Imagine becoming a multimillionaire in about six months and being the poster child for the “dumbest idea that paid off.” That’s exactly what happened to Gary Dahl in 1975.
Gary was born in Bottineau, North Dakota, but raised in Spokane, Washington. His mom worked as a waitress and his dad was a lumber mill operator. Neither profession appealed to Gary so when he went to college, he studied marketing and advertising.
After graduation, he worked as a freelance copy editor before opening his own agency called Gary Dahl Creative Services in Campbell, California.
One night, Gary was sitting with some friends in a bar, listening to them complain about their pets. The light bulb of ingenuity sparked a bright idea that began as an off-handed comment and quickly formulated into a business. Why not have a pet rock?
By the middle of 1975, Gary was selling pet rocks along with a 40-page care manual for $3.95 each. The rock was sold in the local hardware store. It came from Rosarito in Baja California, just 10 miles south of the U.S. border in Mexico. The rocks cost a penny a piece. And the manual cost nothing to produce because it was added on to another vendor’s order, making them absorb the cost.
The rock was in its own carrying box, complete with ventilation holes and nestled on a bed of shredded paper. Emblazoned in bold letters on the side of the box were the words, “This box contains one genuine pedigreed pet rock.” In smaller script at the top, it said, “IMPORTANT: Open box carefully. DO NOT remove rock before reading instructions.”

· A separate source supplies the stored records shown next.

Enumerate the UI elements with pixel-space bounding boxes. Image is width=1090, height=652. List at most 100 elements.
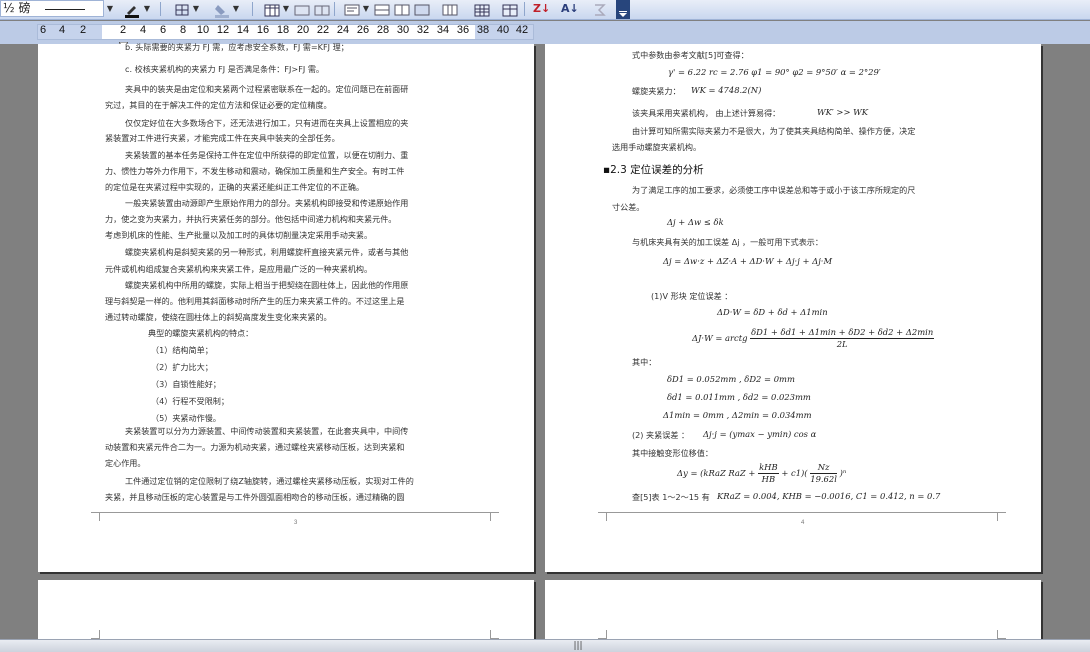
paragraph-line: 夹紧，并且移动压板的定心装置是与工件外圆弧面相吻合的移动压板，通过精确的圆 bbox=[105, 492, 405, 502]
paragraph-line: 理与斜契是一样的。他利用其斜面移动时所产生的压力来夹紧工件的。不过这里上是 bbox=[105, 296, 405, 306]
toolbar-options-button[interactable] bbox=[616, 0, 630, 19]
paragraph-line: 紧装置对工件进行夹紧，才能完成工件在夹具中装夹的全部任务。 bbox=[105, 133, 340, 143]
sort-ascending-button[interactable]: A↓ bbox=[560, 1, 579, 17]
crop-mark bbox=[490, 630, 499, 639]
clamp-error-formula: Δj·j = (ymax − ymin) cos α bbox=[703, 429, 817, 439]
shading-color-button[interactable] bbox=[212, 1, 230, 18]
contact-rhs: )ⁿ bbox=[839, 468, 847, 478]
crop-mark bbox=[997, 630, 1006, 639]
sort-ascending-label: A↓ bbox=[561, 2, 579, 15]
contact-mid: + c1)( bbox=[781, 468, 808, 478]
ruler-number: 28 bbox=[376, 24, 390, 36]
mechanism-text: 该夹具采用夹紧机构， 由上述计算易得： bbox=[632, 108, 781, 118]
line-weight-icon bbox=[45, 9, 85, 10]
requirement-line-1: 为了满足工序的加工要求，必须使工序中误差总和等于或小于该工序所规定的尺 bbox=[632, 185, 916, 195]
distribute-rows-icon bbox=[374, 4, 390, 16]
horizontal-scrollbar[interactable]: ||| bbox=[0, 639, 1090, 652]
contact-fraction-1: kHB HB bbox=[758, 462, 779, 485]
fraction-numerator: kHB bbox=[758, 462, 779, 474]
fraction-denominator: HB bbox=[761, 474, 776, 484]
toolbar-separator bbox=[334, 2, 335, 16]
paragraph-line: 力、惯性力等外力作用下，不发生移动和震动，确保加工质量和生产安全。有时工件 bbox=[105, 166, 405, 176]
borders-dropdown[interactable]: ▼ bbox=[192, 3, 200, 15]
split-cells-button[interactable] bbox=[312, 1, 330, 17]
paragraph-line: 夹紧装置的基本任务是保持工件在定位中所获得的即定位置，以便在切削力、重 bbox=[125, 150, 409, 160]
horizontal-ruler[interactable]: 6 4 2 2 4 6 8 10 12 14 16 18 20 22 24 26 28 30 32 34 36 38 40 4… bbox=[0, 21, 1090, 62]
ruler-number: 30 bbox=[396, 24, 410, 36]
table-grid-button[interactable] bbox=[472, 1, 490, 17]
autosum-button[interactable] bbox=[590, 1, 608, 17]
angle-error-fraction: δD1 + δd1 + Δ1min + δD2 + δd2 + Δ2min 2L bbox=[750, 327, 935, 350]
scrollbar-grip-icon[interactable]: ||| bbox=[572, 641, 584, 651]
clamp-error-label: (2) 夹紧误差 ： bbox=[632, 430, 690, 440]
table-properties-button[interactable] bbox=[500, 1, 518, 17]
ruler-number: 14 bbox=[236, 24, 250, 36]
formatting-toolbar: ½ 磅 ▼ ▼ ▼ ▼ ▼ ▼ Z↓ A↓ bbox=[0, 0, 1090, 20]
table-properties-icon bbox=[502, 4, 518, 17]
footer-line bbox=[607, 512, 997, 513]
autofit-button[interactable] bbox=[440, 1, 458, 17]
font-size-dropdown[interactable]: ▼ bbox=[106, 3, 114, 15]
page-3[interactable]: b. 头际需要的夹紧力 FJ 需，应考虑安全系数，FJ 需=KFJ 理； c. 校… bbox=[38, 42, 534, 572]
ruler-number: 20 bbox=[296, 24, 310, 36]
where-label: 其中： bbox=[632, 357, 657, 367]
pen-color-dropdown[interactable]: ▼ bbox=[143, 3, 151, 15]
value-line-2: δd1 = 0.011mm , δd2 = 0.023mm bbox=[667, 392, 811, 402]
param-intro: 式中参数由参考文献[5]可查得： bbox=[632, 50, 749, 60]
table-borders-icon bbox=[175, 4, 189, 16]
paragraph-line: 考虑到机床的性能、生产批量以及加工时的具体切削量决定采用手动夹紧。 bbox=[105, 230, 373, 240]
paragraph-line: 通过转动螺旋，使绕在圆柱体上的斜契高度发生变化来夹紧的。 bbox=[105, 312, 332, 322]
list-item: （4）行程不受限制； bbox=[151, 396, 229, 406]
sort-descending-button[interactable]: Z↓ bbox=[532, 1, 550, 17]
table-autoformat-button[interactable] bbox=[412, 1, 430, 17]
ruler-number: 22 bbox=[316, 24, 330, 36]
section-heading: ▪2.3 定位误差的分析 bbox=[603, 164, 704, 176]
ruler-number: 2 bbox=[79, 24, 87, 36]
list-item: （2）扩力比大； bbox=[151, 362, 213, 372]
ruler-number: 4 bbox=[58, 24, 66, 36]
font-size-box[interactable]: ½ 磅 bbox=[0, 0, 104, 17]
related-error-text: 与机床夹具有关的加工误差 Δj ，一般可用下式表示： bbox=[632, 237, 823, 247]
force-compare: WK′ >> WK bbox=[817, 107, 868, 117]
align-button[interactable] bbox=[342, 1, 360, 17]
ruler-number: 18 bbox=[276, 24, 290, 36]
contact-label: 其中接触变形位移值： bbox=[632, 448, 713, 458]
borders-button[interactable] bbox=[172, 1, 190, 17]
distribute-columns-icon bbox=[394, 4, 410, 16]
toolbar-separator bbox=[524, 2, 525, 16]
paragraph-line: 一般夹紧装置由动源即产生原始作用力的部分。夹紧机构即接受和传递原始作用 bbox=[125, 198, 409, 208]
list-item: （5）夹紧动作慢。 bbox=[151, 413, 221, 423]
value-line-1: δD1 = 0.052mm , δD2 = 0mm bbox=[667, 374, 795, 384]
align-dropdown[interactable]: ▼ bbox=[362, 3, 370, 15]
lookup-values: KRaZ = 0.004, KHB = −0.0016, C1 = 0.412,… bbox=[717, 491, 941, 501]
distribute-rows-button[interactable] bbox=[372, 1, 390, 17]
error-condition: Δj + Δw ≤ δk bbox=[667, 217, 724, 227]
lookup-text: 查[5]表 1～2～15 有 bbox=[632, 492, 710, 502]
distribute-columns-button[interactable] bbox=[392, 1, 410, 17]
autofit-icon bbox=[442, 4, 458, 16]
conclusion-line-2: 选用手动螺旋夹紧机构。 bbox=[612, 142, 702, 152]
screw-force-value: WK = 4748.2(N) bbox=[691, 85, 762, 95]
pen-color-button[interactable] bbox=[122, 1, 140, 18]
crop-mark bbox=[598, 512, 607, 521]
ruler-number: 6 bbox=[39, 24, 47, 36]
merge-cells-button[interactable] bbox=[292, 1, 310, 17]
ruler-number: 34 bbox=[436, 24, 450, 36]
paragraph-line: 究过，其目的在于解决工件的定位方法和保证必要的定位精度。 bbox=[105, 100, 332, 110]
crop-mark bbox=[490, 512, 499, 521]
ruler-number: 42 bbox=[515, 24, 529, 36]
locating-error-formula: ΔD·W = δD + δd + Δ1min bbox=[717, 307, 828, 317]
insert-table-dropdown[interactable]: ▼ bbox=[282, 3, 290, 15]
insert-table-button[interactable] bbox=[262, 1, 280, 17]
shading-dropdown[interactable]: ▼ bbox=[232, 3, 240, 15]
crop-mark bbox=[91, 512, 100, 521]
split-cells-icon bbox=[314, 5, 330, 16]
ruler-number: 6 bbox=[159, 24, 167, 36]
page-4[interactable]: 式中参数由参考文献[5]可查得： γ' = 6.22 rc = 2.76 φ1 … bbox=[545, 44, 1041, 572]
list-item: （1）结构简单； bbox=[151, 345, 213, 355]
ruler-number: 24 bbox=[336, 24, 350, 36]
ruler-number: 10 bbox=[196, 24, 210, 36]
ruler-number: 38 bbox=[476, 24, 490, 36]
ruler-left-margin bbox=[38, 25, 102, 39]
fraction-numerator: Nz bbox=[810, 462, 837, 474]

The selling point was that “The Pet Rock was hypoallergenic, didn’t bark, bite, shed or poop on the floor. It could be left alone for extended periods of time without imposing on a neighbor to let it out or feed it. It got along with your other pets and, best of all… no vet bills!”1
Sales went through the roof, especially during Christmas 1975. By February 1976, though, the Pet Rock had lost its appeal and quickly fizzled. Perhaps disgruntled customers found the rocks to be untrainable or it was discovered that they were poor companions. Whatever the reason, the 1.5 million sets sold would have grossed $5,925,000. Guess it wasn’t such a dumb idea after all!
Even though I would have been 8 years old in 1975 and would certainly have been a responsible pet rock owner, I was deprived of this cherished part of nostalgia. I am not bitter nor saddened by the parental neglect I suffered in this matter. Instead, I am reminded of a passage of Scripture found in Psalm 135.
Psalms 135:15-18 says, “The idols of the heathen are silver and gold, the work of men’s hands. (16) They have mouths, but they speak not; eyes have they, but they see not; (17) They have ears, but they hear not; neither is there any breath in their mouths. (18) They that make them are like unto them: so is every one that trusteth in them.”
The idols of Bible days were no different than the idols of today. And they are just as foolish – and responsive – as a pet rock. The Psalmist talks about those idols having mouths, eyes, and ears that do not perform their expected function. Owners of pet rocks would draw these features on their rocks. Sometimes, they would hot glue “googly” eyes or features made with pipe cleaners to their rocks, sitting them up on edge, making them look like a face.
Idolatry is not only sinful but it is foolish. To create something to idolize and worship in hopes that it will listen and converse is ridiculous. This doesn’t stop people from doing it, though.
As Christians, we serve the living God. He is our Savior. We need to carefully guard our lives from anything that might become an idol, stealing away our time, attention, and devotion to the One and True God.
Having idols makes us dumber than a box of rocks!